The Bank's specialist charity team has agreed to the funding which will be used to refurbish YHA's 200 youth hostels, bunk houses and camping barns across England and Wales, and to refinance a debt facility.
YHA has an ambitious strategy to reinvest in its entire hostel network, modernising facilities to meet customer demand and expectation.
The funding will enable YHA to significantly invest into its portfolio, including its Central London properties, which are popular with the backpacker market, and Loosehill Hall in the Peak District, a popular group hostel.
Barbara Hodgson, Regional Manager of The Co-operative Bank's Charity and Social Enterprise Team (North and Midlands), said: "The Youth Hostel Association is an organisation with a proven track record in providing quality accommodation to its customers.
"Despite the challenging economic outlook, this shows how the Bank continues to support charitable organisations and offer a full range of services to its clients.
"One of the main aims of YHA is to inspire everyone, especially young people, to broaden their horizons gaining knowledge and independence through new experiences of adventure and discovery.
"The plan that YHA has in place will undoubtedly ensure that individuals and groups will have access to high quality, affordable accommodation options across England and Wales and we are delighted to offer the organisation our support.
"Charities and social enterprises are increasingly seeking financial advice from companies they can trust and our proven track record and wealth of experience puts us in good stead to support these organisations moving forward."
Caroline White, Chief Executive at YHA: "Our vision is to reach out and enhance the lives of young people.
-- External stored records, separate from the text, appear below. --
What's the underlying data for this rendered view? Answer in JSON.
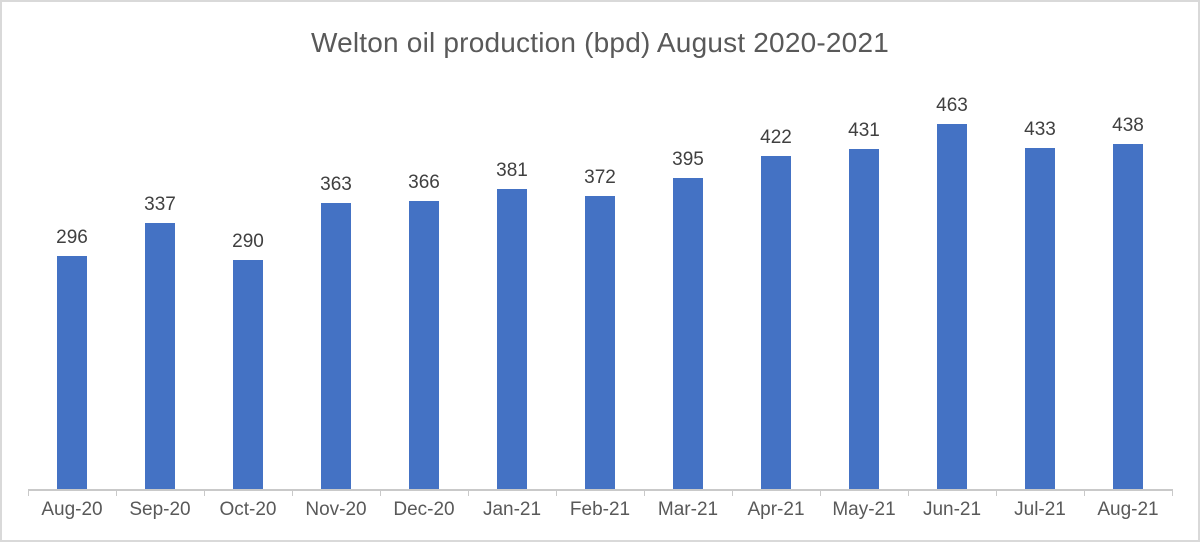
{
  "chart_data": {
    "type": "bar",
    "title": "Welton oil production (bpd) August 2020-2021",
    "categories": [
      "Aug-20",
      "Sep-20",
      "Oct-20",
      "Nov-20",
      "Dec-20",
      "Jan-21",
      "Feb-21",
      "Mar-21",
      "Apr-21",
      "May-21",
      "Jun-21",
      "Jul-21",
      "Aug-21"
    ],
    "values": [
      296,
      337,
      290,
      363,
      366,
      381,
      372,
      395,
      422,
      431,
      463,
      433,
      438
    ],
    "xlabel": "",
    "ylabel": "",
    "ylim": [
      0,
      500
    ],
    "grid": false,
    "legend_position": "none",
    "data_labels_shown": true,
    "colors": {
      "bar_fill": "#4472C4",
      "data_label_text": "#404040",
      "axis_label_text": "#595959",
      "title_text": "#595959",
      "axis_line": "#c9c9c9",
      "background": "#ffffff",
      "frame_border": "#d9d9d9"
    }
  }
}
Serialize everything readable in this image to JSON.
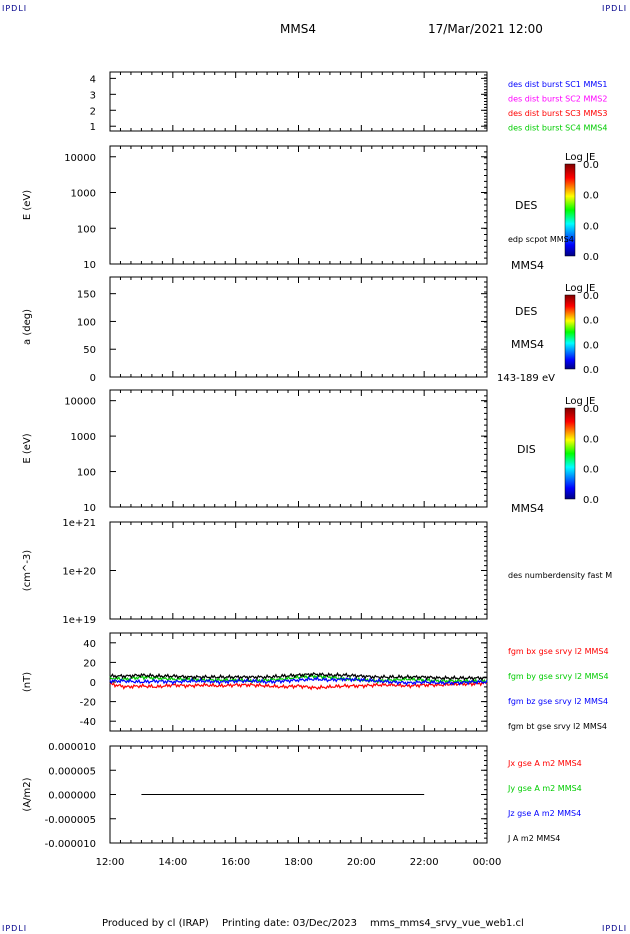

We want to double the number of young people who experience YHA and the support of the Co-operative Bank will be essential in achieving that goal."
Recent data from The Co-operative Bank has shown that its charity business has doubled since 2008 with customer numbers increasing from 2,481 to 4,818.
Research conducted by Eiris has showed that 78% of people would think worse of a charity if they knew they had money invested in activities contrary to its work and values. The Co-operative Group runs a dedicated programme to inspire young people to become active citizens in their community in order to change their world for the better through education, opportunities and campaigning.